Intinya, dari ulasan awal dan kaitannya dengan Instruksi Presiden (Inpres) Nomor 5 Tahun 2022Â tersebut, maka soal AKI di Indonesia ini faktor yang paling mempengaruhi memanglah kemiskinan yang termarginalkan yang disebabkan karena hambatan aksesibilitas pelayanan kesehatan di daerah terpencil.
Ya, ternyata hingga kekinian akses masyarakat terhadap fasilitas pelayanan kesehatan yang berkualitas, bagi penduduk di daerah tertinggal, terpencil, perbatasan dan kepulauan, masihlah jadi permasalahan mendasar.
Artinya, kenapa Inpres Nomor 5 Tahun 2022 sampai harus dikeluarkan, maka jelaslah pemerintah telah menyadari bahwa dari hasil kalkulasi warga yang terkriteria fakir miskin lah yang paling mendominasi tingginya AKI di Indonesia.
Saran, Strategi, dan Solusi.
Inpres Nomor 5 Tahun 2022 yang telah diteken Jokowi kalau bisa janganlah hanya setengah hati, kalau bisa jangan dibatasi soal masa berlaku Jampersalnya, jangan ada periode kedaluwarsanya, lebih baik itu ya dipermanenkan saja berlaku tanpa batasan tertentu begitu.
Atau, bolehlah saat ini penerapannya masih ada batasan kedaluwarsanya, namun kalau ada perkembangan signifikan dapat menekan AKI, maka ini bisa jadi evaluasi baik, agar dapatnya pada perkembangan selanjutnya untuk di permanenkan saja.
Selanjutnya juga perlu adanya kesamaan persepsi dan sinergitas antara pemerintah pusat, pemerintah daerah, dan stakeholder yang menangani permasalahan AKI di Indonesia.
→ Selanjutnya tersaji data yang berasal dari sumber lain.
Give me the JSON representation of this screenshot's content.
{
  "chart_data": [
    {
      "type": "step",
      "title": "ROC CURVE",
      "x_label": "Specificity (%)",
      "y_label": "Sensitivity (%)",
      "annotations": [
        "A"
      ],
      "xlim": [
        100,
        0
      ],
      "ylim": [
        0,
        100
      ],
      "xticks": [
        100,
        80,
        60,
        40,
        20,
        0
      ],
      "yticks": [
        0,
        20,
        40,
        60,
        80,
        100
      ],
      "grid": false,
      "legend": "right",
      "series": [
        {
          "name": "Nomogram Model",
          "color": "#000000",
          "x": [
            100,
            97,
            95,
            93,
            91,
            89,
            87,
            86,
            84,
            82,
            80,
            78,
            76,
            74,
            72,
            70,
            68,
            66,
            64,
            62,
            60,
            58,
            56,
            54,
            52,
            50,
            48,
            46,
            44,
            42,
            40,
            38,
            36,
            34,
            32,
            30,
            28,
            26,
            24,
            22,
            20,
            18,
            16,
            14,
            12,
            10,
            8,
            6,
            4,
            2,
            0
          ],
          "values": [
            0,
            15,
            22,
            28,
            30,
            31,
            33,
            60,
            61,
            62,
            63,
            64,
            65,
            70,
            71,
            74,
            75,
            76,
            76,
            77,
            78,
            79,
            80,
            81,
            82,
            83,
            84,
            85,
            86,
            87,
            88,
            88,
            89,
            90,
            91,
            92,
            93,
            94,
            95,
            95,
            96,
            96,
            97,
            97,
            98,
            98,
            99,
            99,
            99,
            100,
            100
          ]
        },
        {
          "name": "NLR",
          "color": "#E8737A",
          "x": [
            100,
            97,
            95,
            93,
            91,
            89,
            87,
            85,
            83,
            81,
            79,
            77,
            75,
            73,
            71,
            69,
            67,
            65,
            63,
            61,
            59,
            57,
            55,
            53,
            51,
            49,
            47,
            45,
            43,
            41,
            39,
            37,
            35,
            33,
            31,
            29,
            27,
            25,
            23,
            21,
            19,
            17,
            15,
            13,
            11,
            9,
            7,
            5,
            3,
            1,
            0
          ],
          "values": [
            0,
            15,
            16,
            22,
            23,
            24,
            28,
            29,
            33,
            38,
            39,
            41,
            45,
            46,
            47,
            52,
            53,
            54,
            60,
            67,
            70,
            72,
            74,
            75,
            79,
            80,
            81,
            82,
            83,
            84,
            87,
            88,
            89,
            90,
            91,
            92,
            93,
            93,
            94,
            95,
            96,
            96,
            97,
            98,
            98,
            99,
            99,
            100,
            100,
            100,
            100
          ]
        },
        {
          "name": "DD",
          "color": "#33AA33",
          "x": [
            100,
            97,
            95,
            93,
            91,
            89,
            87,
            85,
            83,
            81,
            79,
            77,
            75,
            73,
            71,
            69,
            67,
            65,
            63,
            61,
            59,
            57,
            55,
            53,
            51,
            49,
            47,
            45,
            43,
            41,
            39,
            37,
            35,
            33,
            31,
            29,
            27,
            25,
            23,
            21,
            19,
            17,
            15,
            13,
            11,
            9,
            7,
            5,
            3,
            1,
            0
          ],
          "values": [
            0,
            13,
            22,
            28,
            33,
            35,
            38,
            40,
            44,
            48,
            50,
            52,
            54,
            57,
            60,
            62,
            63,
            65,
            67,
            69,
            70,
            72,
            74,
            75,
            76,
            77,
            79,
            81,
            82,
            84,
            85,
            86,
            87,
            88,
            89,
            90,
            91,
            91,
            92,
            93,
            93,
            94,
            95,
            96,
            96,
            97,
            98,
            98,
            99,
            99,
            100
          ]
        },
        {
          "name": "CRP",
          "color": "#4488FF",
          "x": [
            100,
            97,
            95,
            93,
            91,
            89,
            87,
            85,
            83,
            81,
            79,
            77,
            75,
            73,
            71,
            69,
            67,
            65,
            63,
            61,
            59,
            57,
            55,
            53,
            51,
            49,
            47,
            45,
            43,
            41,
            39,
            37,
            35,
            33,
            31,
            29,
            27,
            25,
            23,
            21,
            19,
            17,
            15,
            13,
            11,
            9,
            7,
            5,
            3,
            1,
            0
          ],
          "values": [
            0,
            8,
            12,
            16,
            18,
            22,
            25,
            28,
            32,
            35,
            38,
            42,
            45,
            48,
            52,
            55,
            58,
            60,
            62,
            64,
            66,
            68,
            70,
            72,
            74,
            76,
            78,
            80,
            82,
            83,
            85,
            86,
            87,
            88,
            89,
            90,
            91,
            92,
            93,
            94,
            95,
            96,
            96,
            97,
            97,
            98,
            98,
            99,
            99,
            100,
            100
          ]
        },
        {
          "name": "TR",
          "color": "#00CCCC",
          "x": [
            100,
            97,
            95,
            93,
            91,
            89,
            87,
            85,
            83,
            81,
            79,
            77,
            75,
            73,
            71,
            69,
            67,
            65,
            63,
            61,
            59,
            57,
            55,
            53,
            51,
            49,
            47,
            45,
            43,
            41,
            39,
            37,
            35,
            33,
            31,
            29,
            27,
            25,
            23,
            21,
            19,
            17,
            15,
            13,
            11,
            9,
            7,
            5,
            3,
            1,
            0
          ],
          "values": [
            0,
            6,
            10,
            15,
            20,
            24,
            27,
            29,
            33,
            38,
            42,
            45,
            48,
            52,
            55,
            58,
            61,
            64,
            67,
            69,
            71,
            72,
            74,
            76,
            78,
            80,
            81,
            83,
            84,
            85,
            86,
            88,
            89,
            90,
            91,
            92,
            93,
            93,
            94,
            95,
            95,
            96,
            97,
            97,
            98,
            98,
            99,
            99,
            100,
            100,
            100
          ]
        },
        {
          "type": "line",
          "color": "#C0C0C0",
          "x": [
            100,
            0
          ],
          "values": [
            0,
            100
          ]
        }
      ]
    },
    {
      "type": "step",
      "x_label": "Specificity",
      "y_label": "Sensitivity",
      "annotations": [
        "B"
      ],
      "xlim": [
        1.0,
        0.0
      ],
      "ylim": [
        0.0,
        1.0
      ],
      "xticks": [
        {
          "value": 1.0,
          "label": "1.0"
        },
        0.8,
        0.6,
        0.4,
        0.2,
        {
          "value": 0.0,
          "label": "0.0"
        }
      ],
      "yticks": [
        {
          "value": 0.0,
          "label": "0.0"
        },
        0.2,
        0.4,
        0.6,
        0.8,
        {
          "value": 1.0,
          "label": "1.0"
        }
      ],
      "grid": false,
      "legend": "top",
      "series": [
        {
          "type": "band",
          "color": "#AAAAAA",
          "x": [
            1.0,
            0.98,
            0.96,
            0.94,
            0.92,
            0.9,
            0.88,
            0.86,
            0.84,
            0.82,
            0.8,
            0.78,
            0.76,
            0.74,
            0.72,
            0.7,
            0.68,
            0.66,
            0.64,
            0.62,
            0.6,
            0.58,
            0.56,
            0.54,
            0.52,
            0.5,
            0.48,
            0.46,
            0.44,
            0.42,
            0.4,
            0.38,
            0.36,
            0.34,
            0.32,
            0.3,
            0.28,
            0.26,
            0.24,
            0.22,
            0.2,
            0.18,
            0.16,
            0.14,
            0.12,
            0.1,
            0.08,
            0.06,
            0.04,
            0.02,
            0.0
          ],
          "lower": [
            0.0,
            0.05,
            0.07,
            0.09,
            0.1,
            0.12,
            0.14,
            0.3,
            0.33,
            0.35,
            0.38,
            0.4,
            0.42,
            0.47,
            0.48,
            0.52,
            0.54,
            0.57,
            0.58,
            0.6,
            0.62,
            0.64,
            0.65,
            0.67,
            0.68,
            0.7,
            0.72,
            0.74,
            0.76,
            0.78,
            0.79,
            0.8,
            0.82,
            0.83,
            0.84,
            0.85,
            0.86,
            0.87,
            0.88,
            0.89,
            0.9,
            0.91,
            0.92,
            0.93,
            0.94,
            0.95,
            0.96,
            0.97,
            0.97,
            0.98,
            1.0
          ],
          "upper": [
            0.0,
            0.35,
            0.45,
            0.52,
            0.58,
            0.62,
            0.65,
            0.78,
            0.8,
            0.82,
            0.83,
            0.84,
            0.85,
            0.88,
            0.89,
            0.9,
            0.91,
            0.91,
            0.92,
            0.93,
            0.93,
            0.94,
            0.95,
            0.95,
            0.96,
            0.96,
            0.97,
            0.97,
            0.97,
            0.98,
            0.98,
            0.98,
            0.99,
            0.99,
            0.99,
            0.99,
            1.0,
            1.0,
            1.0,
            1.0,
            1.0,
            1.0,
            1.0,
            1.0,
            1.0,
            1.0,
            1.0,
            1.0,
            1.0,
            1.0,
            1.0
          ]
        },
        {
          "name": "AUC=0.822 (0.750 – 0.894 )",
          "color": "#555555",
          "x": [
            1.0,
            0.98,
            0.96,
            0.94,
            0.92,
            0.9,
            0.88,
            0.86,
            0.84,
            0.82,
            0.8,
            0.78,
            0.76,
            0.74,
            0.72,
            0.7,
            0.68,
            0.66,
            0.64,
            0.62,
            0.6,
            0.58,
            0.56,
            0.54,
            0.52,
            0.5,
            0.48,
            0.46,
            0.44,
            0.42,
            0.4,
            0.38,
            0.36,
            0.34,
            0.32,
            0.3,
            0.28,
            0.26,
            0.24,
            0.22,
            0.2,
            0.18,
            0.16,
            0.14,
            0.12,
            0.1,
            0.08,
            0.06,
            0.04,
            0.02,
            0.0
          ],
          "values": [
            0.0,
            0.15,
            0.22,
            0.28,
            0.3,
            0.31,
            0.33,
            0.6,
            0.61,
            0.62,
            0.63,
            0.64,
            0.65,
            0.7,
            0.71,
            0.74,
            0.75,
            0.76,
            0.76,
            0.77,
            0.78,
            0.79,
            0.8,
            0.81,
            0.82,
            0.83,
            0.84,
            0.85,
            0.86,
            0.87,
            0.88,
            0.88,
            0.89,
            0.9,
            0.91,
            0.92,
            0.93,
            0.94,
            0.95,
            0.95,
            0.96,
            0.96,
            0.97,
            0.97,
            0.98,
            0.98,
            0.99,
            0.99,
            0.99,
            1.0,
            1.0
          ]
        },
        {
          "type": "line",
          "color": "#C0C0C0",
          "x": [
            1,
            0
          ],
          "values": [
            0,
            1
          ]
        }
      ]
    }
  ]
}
Pemerintah juga harus lebih mengintensifkan sosialisasi dan pelibatan masyarakat terhadap upaya penurunan AKI, khususnya di daerah terpencil, guna meningkatkan pengetahuan dan kesadaran masyarakat tentang pencegahan AKI di Indonesia.
Pemerataan dan perluasan pelayanan kesehatan berkualitas, penyebarluasan komunikasi, informasi dan edukasi kepada masyarakat haruslah sampai ke daerah tertinggal, terpencil, perbatasan dan kepulauan.
Selain itu juga, pemerintah juga harus merapikan sistem pendataan dan pencatatan soal AKI ini, agar data yang ditampilkan benar-benar valid, karena tak jarang juga soal data ini masihlah amburadul enggak karuan, data sering tumpang tindih enggak jelas.
Ya, itulah yang kiranya bisa menjadi beberapa saran, strategi, dan solusi terkait AKI dan Jampersal ini, yang tentunya dalam rangka kebaikan, yaitu menekan sekaligus menurunkan AKI di Indonesia.
Yang jelas, gambaran angka minimal kematian ibu (AKI) adalah salah satu indikator yang menunjukkan kesejahteraan masyarakat di suatu negara dan sangat penting bagi pembangunan karena juga sebagai indikator capaian kemajuan dalam pembangunan sebuah negara.
Jadi, kalau pemerintah mau serius dan optimal dalam rangka meminimalkan, menekan, menurunkan, Angka Kematian Ibu (AKI) dalam hubungannya dengan persalinan, maka Jampersal janganlah setengah hati. Lebih baik sepenuh hati dan nurani, sehingga apa yang ingin dicapai dapat sesuai tujuan.
Demikian artikel singkat ini, semoga bermanfaat.